Tuesday, September 04, 2007


Neils Boorman - former brand-a-holic has released a book about his passion for brands and how he lived brand-free for a year.

Like many compulsive types, once addicted to designer labels - he took his brand free existence to extremes, too. According to this BBC story, he found that shopping for non-branded and preferably locally produced clothes, food or anything was tough work.

By banning myself from the shops I hoped to cleanse myself of a destructive addiction. But the prohibition became a kind of experiment, I wanted to find out if a person living in modern Britain could survive away from the chain stores and supermarkets that dominate our lives.

The first months of my brand-free life were hell. My local High Streets were populated entirely by mass-market brands and I was forced to scour the back streets for alternative spaces to shop.

I appreciate the experiment and how hard it must be to break the cruel dependency of fashion and brand addiction. He's covered some of his experience on his blog.


I don't live a brand free life. Far from it. I love Finnish design and enjoy my Arabia dishes and Iitala glassware (and Nokia phone). I like brands because it means that suppliers have a reputation and a brand loyalty to maintain - so in theory they keep an eye on quality and sizing and fit should be relatively consistent.
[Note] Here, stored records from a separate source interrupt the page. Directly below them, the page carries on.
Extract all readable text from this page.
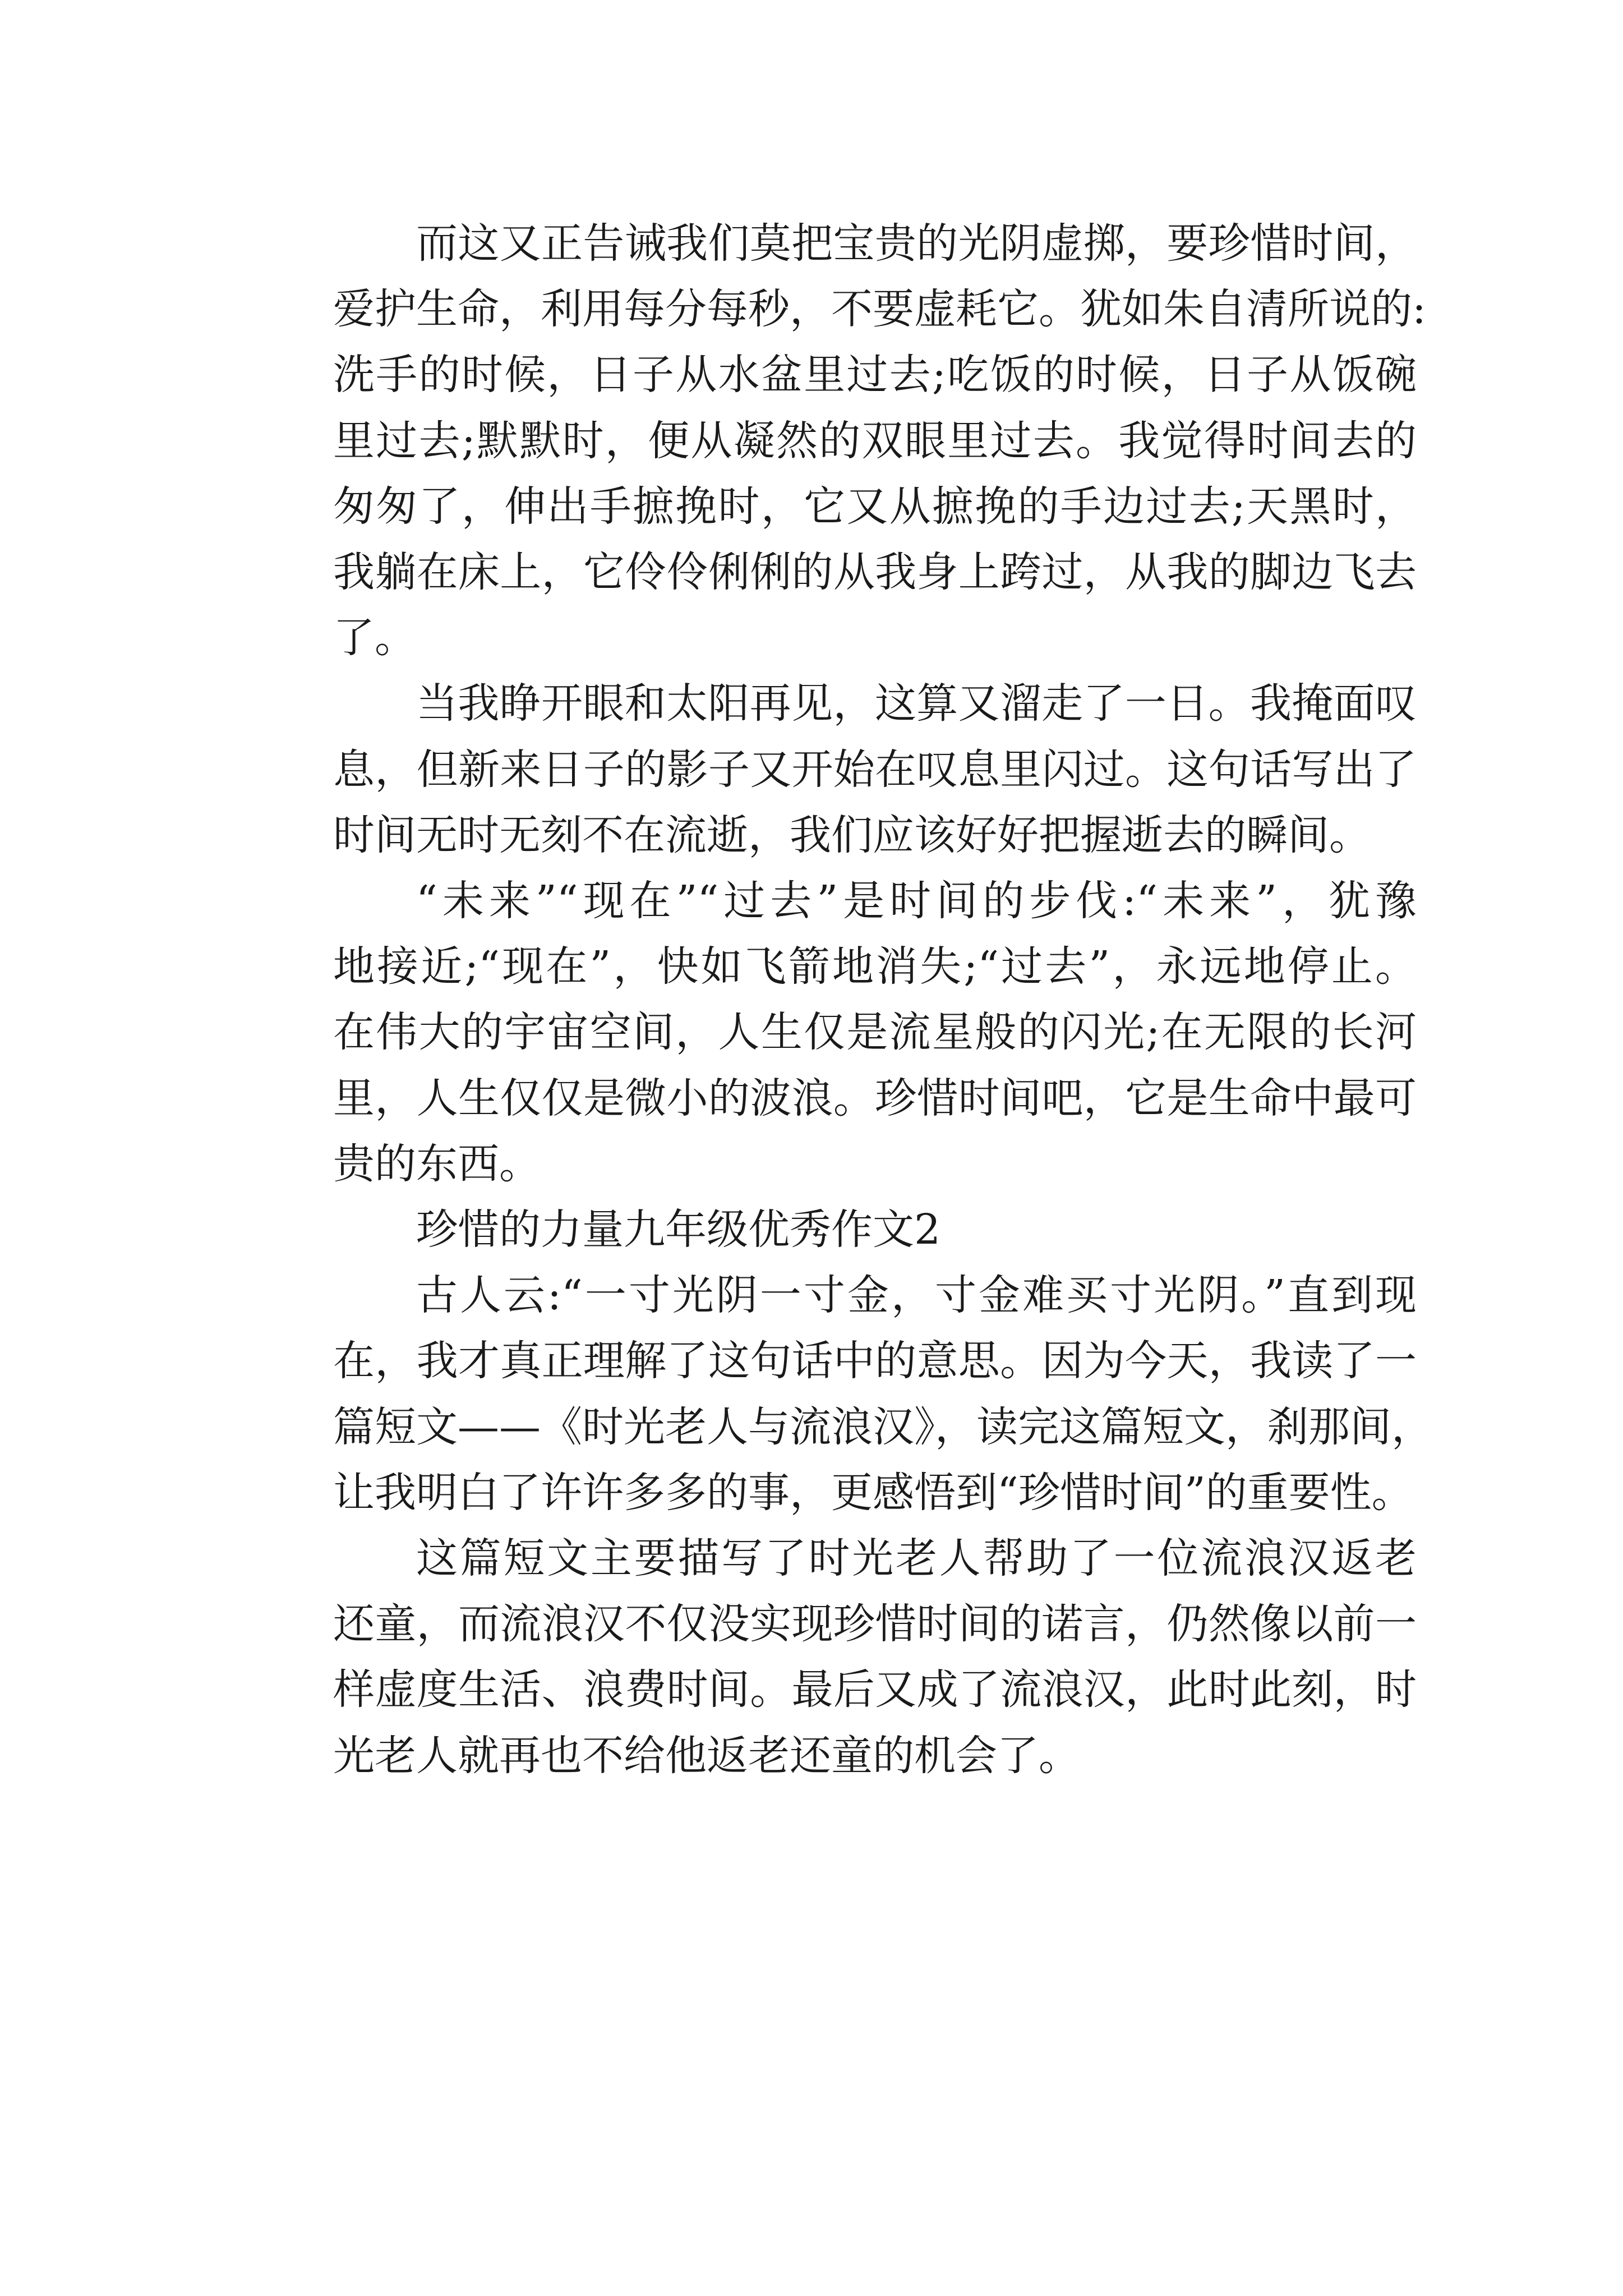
而这又正告诫我们莫把宝贵的光阴虚掷，要珍惜时间，
爱护生命，利用每分每秒，不要虚耗它。犹如朱自清所说的:
洗手的时候，日子从水盆里过去;吃饭的时候，日子从饭碗
里过去;默默时，便从凝然的双眼里过去。我觉得时间去的
匆匆了，伸出手摭挽时，它又从摭挽的手边过去;天黑时，
我躺在床上，它伶伶俐俐的从我身上跨过，从我的脚边飞去
了。
当我睁开眼和太阳再见，这算又溜走了一日。我掩面叹
息，但新来日子的影子又开始在叹息里闪过。这句话写出了
时间无时无刻不在流逝，我们应该好好把握逝去的瞬间。
“未来”“现在”“过去”是时间的步伐:“未来”，犹豫
地接近;“现在”，快如飞箭地消失;“过去”，永远地停止。
在伟大的宇宙空间，人生仅是流星般的闪光;在无限的长河
里，人生仅仅是微小的波浪。珍惜时间吧，它是生命中最可
贵的东西。
珍惜的力量九年级优秀作文2
古人云:“一寸光阴一寸金，寸金难买寸光阴。”直到现
在，我才真正理解了这句话中的意思。因为今天，我读了一
篇短文——《时光老人与流浪汉》，读完这篇短文，刹那间，
让我明白了许许多多的事，更感悟到“珍惜时间”的重要性。
这篇短文主要描写了时光老人帮助了一位流浪汉返老
还童，而流浪汉不仅没实现珍惜时间的诺言，仍然像以前一
样虚度生活、浪费时间。最后又成了流浪汉，此时此刻，时
光老人就再也不给他返老还童的机会了。
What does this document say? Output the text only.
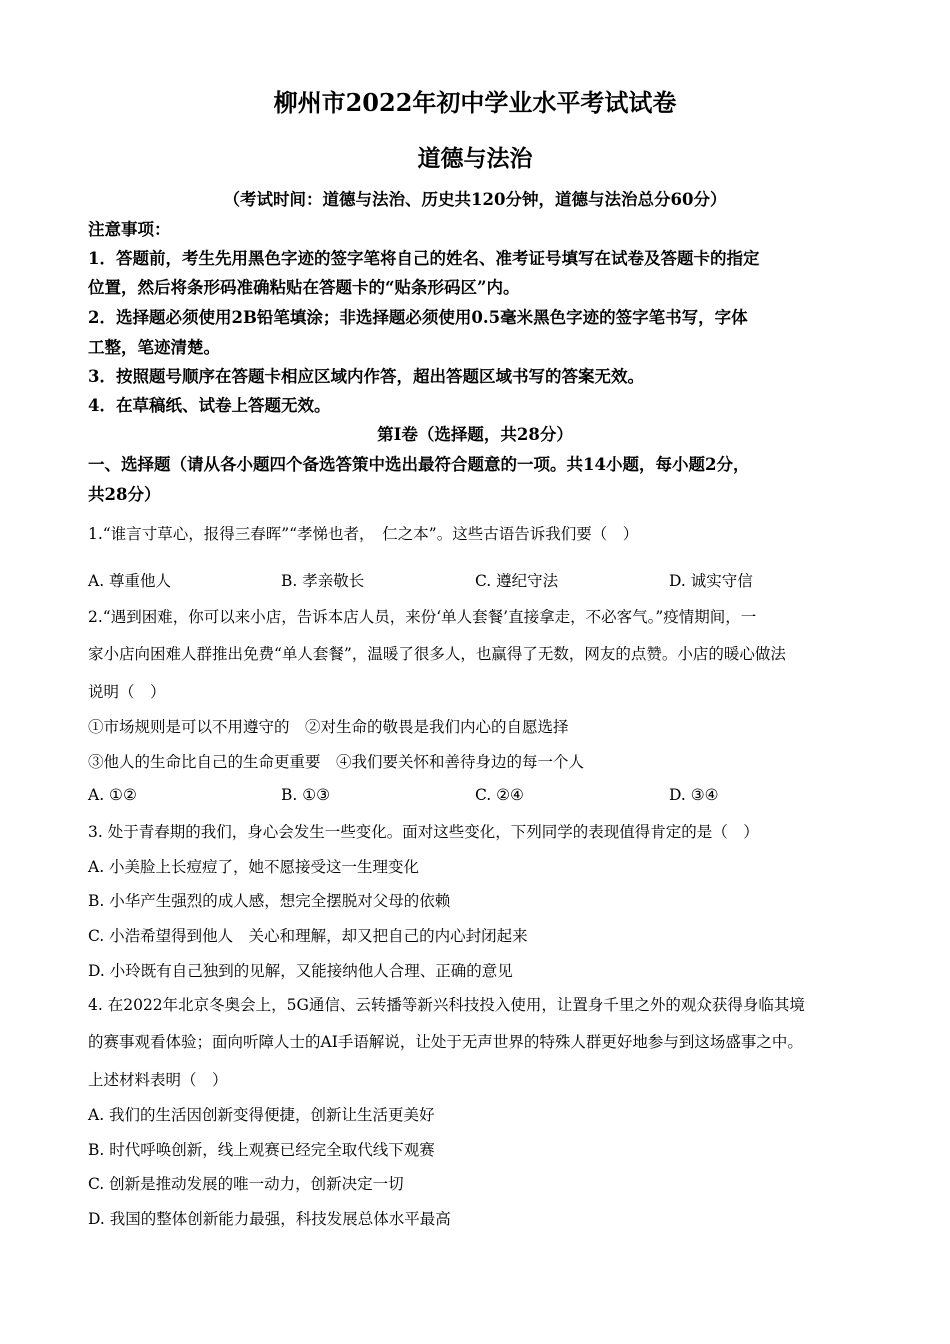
柳州市2022年初中学业水平考试试卷
道德与法治
（考试时间：道德与法治、历史共120分钟，道德与法治总分60分）
注意事项：
1．答题前，考生先用黑色字迹的签字笔将自己的姓名、准考证号填写在试卷及答题卡的指定
位置，然后将条形码准确粘贴在答题卡的“贴条形码区”内。
2．选择题必须使用2B铅笔填涂；非选择题必须使用0.5毫米黑色字迹的签字笔书写，字体
工整，笔迹清楚。
3．按照题号顺序在答题卡相应区域内作答，超出答题区域书写的答案无效。
4．在草稿纸、试卷上答题无效。
第Ⅰ卷（选择题，共28分）
一、选择题（请从各小题四个备选答策中选出最符合题意的一项。共14小题，每小题2分，
共28分）
1.“谁言寸草心，报得三春晖”“孝悌也者，　仁之本”。这些古语告诉我们要（　）
A. 尊重他人	B. 孝亲敬长	C. 遵纪守法	D. 诚实守信
2.“遇到困难，你可以来小店，告诉本店人员，来份‘单人套餐’直接拿走，不必客气。”疫情期间，一
家小店向困难人群推出免费“单人套餐”，温暖了很多人，也赢得了无数，网友的点赞。小店的暖心做法
说明（　）
①市场规则是可以不用遵守的　②对生命的敬畏是我们内心的自愿选择
③他人的生命比自己的生命更重要　④我们要关怀和善待身边的每一个人
A. ①②	B. ①③	C. ②④	D. ③④
3. 处于青春期的我们，身心会发生一些变化。面对这些变化，下列同学的表现值得肯定的是（　）
A. 小美脸上长痘痘了，她不愿接受这一生理变化
B. 小华产生强烈的成人感，想完全摆脱对父母的依赖
C. 小浩希望得到他人　关心和理解，却又把自己的内心封闭起来
D. 小玲既有自己独到的见解，又能接纳他人合理、正确的意见
4. 在2022年北京冬奥会上，5G通信、云转播等新兴科技投入使用，让置身千里之外的观众获得身临其境
的赛事观看体验；面向听障人士的AI手语解说，让处于无声世界的特殊人群更好地参与到这场盛事之中。
上述材料表明（　）
A. 我们的生活因创新变得便捷，创新让生活更美好
B. 时代呼唤创新，线上观赛已经完全取代线下观赛
C. 创新是推动发展的唯一动力，创新决定一切
D. 我国的整体创新能力最强，科技发展总体水平最高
A lot of my clothes come from XXXXX, from XXXX when I'm in the US and shoes from XXXXX. I recently bought some onesies from Baby XXX, after having been given some as gifts and discovering that they seemed to be the softest an wash the best. But I scour the stocks and do my best to choose the items with as little writing or brand ID as possible on the clothing. Keep the label on the label. Why should I pay money to advertise their clothes for them?

I not just my own money I don't like to spend on advertising other people's products, I don't even like to do that with gifted items. For instance, VolMom gave me a Baby XXX hat with "XXX" written on it. Cletus won't be wearing that, if there's another hat within reach. And my mother-in-law gave me a little baby jacket from xxxx - an Irish designer (I'm told). She pointed out that it was "a xxxx" in such a tone that implied I should be impressed. Though I know she meant well and the jacket is very nice - now I've noticed the "xxx" embroidered over the heart, I have to say I like it a whole lot less.

My aversion to obvious branding is a little obsessive. But I can directly link it back to the designer craze of the early 80s - the jeans, the shirts with alligators and men riding ponies. I can remember other kids in school making fun of me for not having them. I guess I decided I'd prefer to wear no (obvious) brands at all. Well, other than for the Vols and England football.